Como le ocurre a Niles, pongámonos en el lugar de otro si así lo deseamos, pero al menos que sepamos que lo estamos haciendo y que ninguna ilusión turbe nuestra vista y nuestra elección. 




7 de enero de 2014

We´re Going To See The Beatles – An Oral History of Beatlemania as Told by the Fans Who were There



Se dice que cuando Kennedy fue asesinado el 22 de noviembre de 1963, los Estados Unidos quedaron sumidos en un periodo de consternación trufado de rumores, amenazas y miedos. Las esperanzas de un cambio político y generacional quedaron cortadas de raíz y la imagen juvenil del Presidente fue sustituida por la mucho más convencional de Lyndon B. Johnson. Todo volvía a su cauce.



También se dice que ese periodo de temores generó un repliegue y una tensión soterrada que fue transmitida a los más jóvenes, en sus últimos años de instituto. Una generación demasiado joven para haber conocido el origen del rock and roll y ser seguidores de Elvis, pero lo bastante interesada en la música como para no aceptar los estereotipos con los que la industria musical quería barrer los vestigios de ese movimiento que había nacido y crecido libre de su control.

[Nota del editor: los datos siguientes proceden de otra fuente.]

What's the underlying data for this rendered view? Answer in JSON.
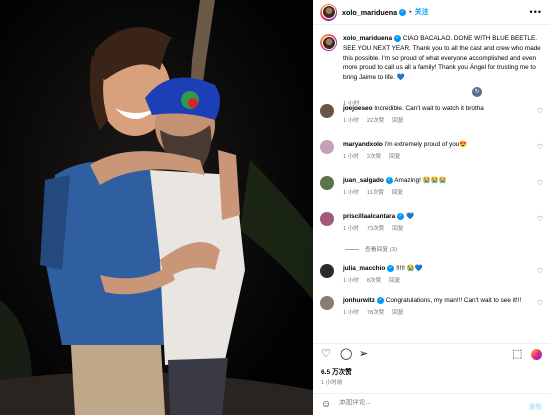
{
  "post": {
    "username": "xolo_mariduena",
    "follow_label": "关注",
    "more_label": "•••",
    "caption_username": "xolo_mariduena",
    "caption_text": " CIAO BACALAO. DONE WITH BLUE BEETLE. SEE YOU NEXT YEAR. Thank you to all the cast and crew who made this possible. I'm so proud of what everyone accomplished and even more proud to call us all a family! Thank you Ángel for trusting me to bring Jaime to life. 💙",
    "caption_time": "1 小时"
  },
  "comments": [
    {
      "user": "joejoeseo",
      "text": "Incredible. Can't wait to watch it brotha",
      "time": "1 小时",
      "likes": "22次赞",
      "reply": "回复",
      "avatar_color": "#6b5446"
    },
    {
      "user": "maryandxolo",
      "text": "i'm extremely proud of you😍",
      "time": "1 小时",
      "likes": "2次赞",
      "reply": "回复",
      "avatar_color": "#c7a0b8"
    },
    {
      "user": "juan_salgado",
      "text": "Amazing! 😭😭😭",
      "time": "1 小时",
      "likes": "11次赞",
      "reply": "回复",
      "avatar_color": "#5a7347",
      "verified": true
    },
    {
      "user": "priscillaalcantara",
      "text": "💙",
      "time": "1 小时",
      "likes": "73次赞",
      "reply": "回复",
      "avatar_color": "#a45a7a",
      "verified": true,
      "replies": "查看回复 (3)"
    },
    {
      "user": "julia_macchio",
      "text": "!!!!! 😭💙",
      "time": "1 小时",
      "likes": "8次赞",
      "reply": "回复",
      "avatar_color": "#2d2a28",
      "verified": true
    },
    {
      "user": "jonhurwitz",
      "text": "Congratulations, my man!!! Can't wait to see it!!!",
      "time": "1 小时",
      "likes": "78次赞",
      "reply": "回复",
      "avatar_color": "#8a7c72",
      "verified": true
    }
  ],
  "stats": {
    "likes": "6.5 万次赞",
    "time": "1 小时前"
  },
  "add_comment": {
    "placeholder": "添加评论...",
    "post_label": "发布"
  },
  "icons": [
    "heart-icon",
    "comment-icon",
    "share-icon",
    "save-icon",
    "emoji-icon",
    "translate-icon",
    "more-icon"
  ]
}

Gracias a emisoras locales o estatales, con DJs independientes (Cousin Brucie, Murray the K y tantos otros) que impulsaban los discos al margen de consideraciones raciales o de buen gusto, estos chavales tenían una ventana abierta por la que dejar escapar la tensión y sacudirse el sopor invernal de aquel final de año lúgubre.



Y así se cuenta que cuando el 17 de diciembre de 1963 se radió por primera vez I Want To Hold Your Hand en una emisora (la WWDC de Washington) comenzó a rodar una bola que se convertiría en la beatlemania en estado extremo, más allá de lo que hasta la fecha ya había ocurrido en Inglaterra y otros países europeos.



 En efecto, I Want To Hold Your Hand fue el primer disco de los Beatles publicado en Estados Unidos por Capitol, filial americana de la EMI inglesa que poseía el catálogo del grupo. Hasta la fecha, y ante el rechazo de Capitol, EMI había cedido los derechos de los primeros singles de los Beatles a un par de pequeñas discográficas que apenas habían publicitado los temas. Pero todo parecía haber cambiado. Sea por la necesidad de una válvula de escape, sea porque este single encajaba mejor con los gustos americanos que los previos, lo cierto es que en pocos días las emisoras parecían dedicadas en exclusiva a propagar la música de los Beatles.


Dado que apenas había material que radiar, el tiempo se ocupaba con noticias de todo tipo sobre los cuatro músicos. Su apariencia (ningún adolescente sabía realmente cómo eran), sus gustos, sus orígenes, sus influencias. Aún no se había publicado oficialmente el single en los Estados Unidos y ya era la canción del momento, generando un entusiasmo fuera de control en torno al grupo.  



Los hechos siguientes son de sobra conocidos. I Want To Hold Your Hand alcanzó el número 1 de las listas de éxito, Capitol recuperó los derechos de todo el catálogo inglés de los Beatles y comenzó su lamentable política de lanzar LPs con contenido diferente al de sus equivalentes en el resto del mundo, saturando el mercado y copando el Top Ten americano con sus canciones. Hubo una semana en la que entre los diez singles más vendidos ocho eran de los Beatles. .




El grupo viajó poco después a los Estados Unidos y a su llegada al aeropuerto recientemente rebautizado Kennedy, fueron recibidos por una avalancha de adolescentes (la mayoría a escondidas de sus padres, abandonando las clases). Sus ruedas de prensa se convirtieron en un paseo en el que se ganaron a los periodistas con su sentido del humor, permitiendo llenar decenas de hojas de prensa con noticias alejadas de temas más dolorosos como la creciente implicación de los Estados Unidos en Vietnam o la lucha contra la segregación racial.



Su actuación en el Ed Sullivan Show supuso durante años récord de audiencia y expuso por primera vez al público americano la imagen de los Beatles. Sus pelos largos causaron escándalo más allá de lo que había ocurrido en Inglaterra. Pero su apariencia y su humor no parecieron despertar un rechazo frontal de los padres más tolerantes. siguió un concierto en Washington y otra actuación en el Ed Sullivan Show.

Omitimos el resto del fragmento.